Darvill had a rich imagination and some archaeologists dismissed his theories as fanciful, particularly when in 2022 he suggested that Stonehenge was a Neolithic calendar and the locals might have used it to keep track of time: the 30 stones represented 30 days of the month, he argued, while the 10 inner stones symbolised the five remaining days each year and the four “station stones” on the outside of the circle represented leap years.
Last year his theory was rebutted by several experts who said the site of Stonehenge was not accurate enough to have served as a solar calendar, though most historians agree that the site was built around the seasons.

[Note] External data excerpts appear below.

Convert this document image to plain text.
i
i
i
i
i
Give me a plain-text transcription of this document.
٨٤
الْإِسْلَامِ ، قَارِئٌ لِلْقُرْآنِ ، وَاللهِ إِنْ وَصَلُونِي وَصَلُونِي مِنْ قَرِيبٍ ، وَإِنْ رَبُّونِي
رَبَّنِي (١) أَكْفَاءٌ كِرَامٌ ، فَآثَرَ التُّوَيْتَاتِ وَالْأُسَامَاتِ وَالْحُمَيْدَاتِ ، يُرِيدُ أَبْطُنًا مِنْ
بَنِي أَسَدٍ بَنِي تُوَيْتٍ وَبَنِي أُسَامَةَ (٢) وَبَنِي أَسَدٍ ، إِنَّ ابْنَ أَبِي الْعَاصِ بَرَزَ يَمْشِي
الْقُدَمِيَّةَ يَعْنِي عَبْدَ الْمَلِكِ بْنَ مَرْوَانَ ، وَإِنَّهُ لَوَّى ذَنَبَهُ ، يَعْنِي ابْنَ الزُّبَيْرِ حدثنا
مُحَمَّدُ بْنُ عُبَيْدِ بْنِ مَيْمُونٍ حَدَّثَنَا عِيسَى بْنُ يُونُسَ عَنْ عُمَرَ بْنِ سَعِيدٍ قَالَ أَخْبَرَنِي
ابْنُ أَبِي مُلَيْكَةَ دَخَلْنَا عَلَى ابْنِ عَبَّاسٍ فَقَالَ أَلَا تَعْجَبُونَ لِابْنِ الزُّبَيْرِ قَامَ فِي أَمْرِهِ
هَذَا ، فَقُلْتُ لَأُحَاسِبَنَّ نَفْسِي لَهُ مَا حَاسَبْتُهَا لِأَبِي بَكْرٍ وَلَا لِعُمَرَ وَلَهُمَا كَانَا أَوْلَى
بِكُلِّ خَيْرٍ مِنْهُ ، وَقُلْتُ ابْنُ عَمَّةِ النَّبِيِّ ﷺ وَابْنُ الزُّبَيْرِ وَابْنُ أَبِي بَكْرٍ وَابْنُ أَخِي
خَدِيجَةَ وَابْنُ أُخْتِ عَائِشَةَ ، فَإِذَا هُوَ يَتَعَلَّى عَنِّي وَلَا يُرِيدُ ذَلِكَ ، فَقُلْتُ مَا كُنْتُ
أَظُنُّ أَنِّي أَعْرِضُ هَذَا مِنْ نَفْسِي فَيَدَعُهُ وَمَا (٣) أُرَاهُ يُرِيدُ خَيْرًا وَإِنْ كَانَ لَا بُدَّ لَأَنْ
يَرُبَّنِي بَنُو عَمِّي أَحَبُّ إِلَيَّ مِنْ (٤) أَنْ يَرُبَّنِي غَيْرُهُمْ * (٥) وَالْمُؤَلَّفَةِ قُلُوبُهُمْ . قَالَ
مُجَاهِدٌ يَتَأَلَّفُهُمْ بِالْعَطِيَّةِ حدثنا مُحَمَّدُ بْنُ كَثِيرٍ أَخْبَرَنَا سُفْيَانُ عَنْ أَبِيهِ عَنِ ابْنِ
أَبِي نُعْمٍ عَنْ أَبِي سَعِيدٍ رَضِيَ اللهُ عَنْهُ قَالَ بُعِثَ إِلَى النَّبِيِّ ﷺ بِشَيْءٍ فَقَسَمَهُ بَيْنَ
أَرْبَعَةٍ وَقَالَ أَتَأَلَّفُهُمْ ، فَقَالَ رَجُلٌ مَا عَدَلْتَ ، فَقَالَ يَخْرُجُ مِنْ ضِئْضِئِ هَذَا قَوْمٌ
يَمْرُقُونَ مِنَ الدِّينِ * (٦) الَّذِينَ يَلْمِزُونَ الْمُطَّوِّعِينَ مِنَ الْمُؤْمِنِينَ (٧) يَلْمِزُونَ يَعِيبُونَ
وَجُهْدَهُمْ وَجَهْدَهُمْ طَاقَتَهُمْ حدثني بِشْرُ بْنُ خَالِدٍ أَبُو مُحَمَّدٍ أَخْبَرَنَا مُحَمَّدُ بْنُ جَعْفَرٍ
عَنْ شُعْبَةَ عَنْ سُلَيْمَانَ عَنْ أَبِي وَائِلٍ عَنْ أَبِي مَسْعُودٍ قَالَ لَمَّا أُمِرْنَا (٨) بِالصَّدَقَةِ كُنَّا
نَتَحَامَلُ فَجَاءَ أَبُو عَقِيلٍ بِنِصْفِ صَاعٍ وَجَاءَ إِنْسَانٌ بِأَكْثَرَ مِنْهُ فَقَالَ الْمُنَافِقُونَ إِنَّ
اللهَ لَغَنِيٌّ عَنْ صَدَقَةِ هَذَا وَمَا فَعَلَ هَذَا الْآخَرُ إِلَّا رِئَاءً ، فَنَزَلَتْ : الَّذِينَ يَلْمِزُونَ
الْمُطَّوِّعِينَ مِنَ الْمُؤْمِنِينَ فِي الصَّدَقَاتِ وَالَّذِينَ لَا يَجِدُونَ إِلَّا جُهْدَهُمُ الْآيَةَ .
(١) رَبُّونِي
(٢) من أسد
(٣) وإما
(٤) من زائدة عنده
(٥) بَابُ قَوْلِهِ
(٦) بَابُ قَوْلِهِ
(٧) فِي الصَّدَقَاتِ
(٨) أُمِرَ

He spent much of his youth “digging holes and finding things in the garden” and, aged four, he visited his first long barrow with his father. The 1960s were a fruitful time for archaeology and as a schoolboy Darvill would cycle through the countryside on weekends to join local digs.
At sixth-form college he skipped classes two days a week to excavate with a local archaeological unit working on barrows and, before studying archaeology, was supervising digs of 100 to 150 people (for he was paid £1 a week, which “bought quite sufficient beer”).
The first find that truly thrilled him was discovering a human burial at a Roman site near Andover: “The first time you scrape over the top of a grave and see the bones sticking out is the first connection you have with real people of the past.”
He wrote of Stonehenge that it was easy to forget that these were the remains of “living, breathing, thinking people with their own ideas about the world and the cosmos” and he worked to dispel certain myths about prehistoric people such as that they were dwarf-like, for instance. He liked to examine the bric-a-brac of everyday life and common features of landscape such as railway tracks or fields because such things, he believed, shed light on the psychology of its people.
As well as The Concise Oxford Dictionary of Archaeology, he wrote an archaeological guide to sites in England (2002) such as medieval villages, castles, churches and Roman villas. His books were written with the layman in mind. “If, as Jimi Hendrix once suggested, we could kiss the sky, how would it feel? How would it taste? And what sounds would we hear?” he asked in Dances Beneath a Diamond Sky, his afterword to the book Skyscapes. Such questions might seem irrelevant to a post-Enlightenment audience but were important to ancient societies who, without rational answers, replaced them with cosmologies, myths and beliefs that gave structure to the world (and that most likely influenced sites such as Stonehenge).
As well as curry, which he loved so much that he left money to his university department for excursions to the local curry house, Darvill enjoyed collecting books and playing with the Standing Stones, who headlined several archaeology conferences and university Christmas parties.
He was, one colleague recalled, an entirely different man on stage than in his tweeds in the lecture hall, and his performative streak was put to good use when in 2018 he showed actor Megan Fox around the quarry at Preseli Hills for her documentary Legends of the Lost on the Discovery Channel.
He is survived by Caoimhe Irvine, an Irish archaeologist whom he met at Birmingham University in 2021. They married a week before he died.